2. Noch wichtiger: Es hilft im Zweifelsfall dabei, "den eigenen Hof sauber zu halten". Sollte eine unangenehme Situation auftreten, ist man gut beraten eine Mail aus der Tasche ziehen zu können die belegt, dass jemand anderes die Verantwortung hat.

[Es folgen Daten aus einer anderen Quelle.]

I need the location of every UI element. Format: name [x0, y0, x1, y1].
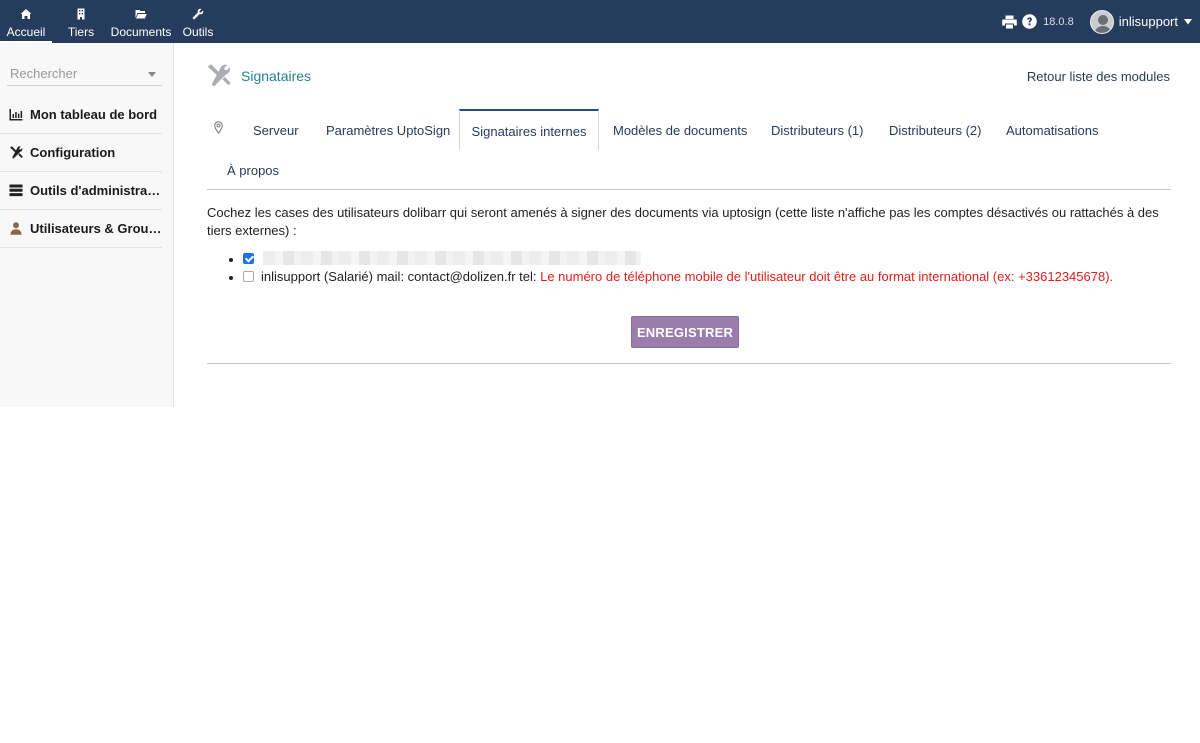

Und weil man hier einwenden könnte dass es eher darauf ankommt, gute Projekte zu machen als seine Zeit mit macchiavellistischem Polit-Kram zu versusen, sei mir zu diesem Thema eine Erklärung gestattet:

  • Wenn in einem Projekt etwas richtig schief läuft fragt kein Mensch danach, ob man bisher als TPM einen tollen inhaltlichen Job gemacht hat. Im Extremfall kommt man nicht mehr dazu, weiterhin gute Projekte zu machen: "Der X. als Technischer Projektmanager für so ein wichtiges Ding? Lass mal, das war doch bei Y so ein Debakel, das können wir echt nicht nochmal gebrauchen..."
  • Ob man will oder nicht, wenn ein Auftraggeber (Kunde, Chef oder andere Abteilung) einem den schwarzen Peter zuschiebt, muss man sich dazu äußern.
  • In der Regel ist die Beweislast umgekehrt, als Projektmitglied muss man nachweisen dass man alles richtig gemacht hat. Das ist im Zweifelsfall ausgesprochen aufwendig. Für die Möglichkeit, eine Mail der Form "sorry, aber hatten wir nicht vereinbart (siehe angehängte Mail), dass Sie sich um die rechtzeitige Buchung des externen Dienstleisters kümmern?" schreiben zu können ist man dann dem Herrn dankbar.

Samstag, 2. Juni 2007

Eskalation

Der Begriff Eskalation hat weiß Gott kein gutes Image: wenn man bei Google danach sucht findet man ihn vor allem im Umfeld von Nah-Ost-Konflikt, Telekom gegen ver.di oder Messerkampftechniken. Im Projektgeschäft ist Eskalation eigentlich nichts Schlimmes, dennoch haftet ihm der Ruch von "Verpetzen" oder "in die Pfanne hauen" an. Laut Wikipedia bedeutet Eskalation "dass bestimmte Entscheidungen kontrolliert eine Ebene "nach oben" (zu den jeweiligen Vorgesetzten) delegiert werden, wenn in einer Konfliktsituation auf der unteren Entscheidungsebene keine Übereinkunft möglich ist."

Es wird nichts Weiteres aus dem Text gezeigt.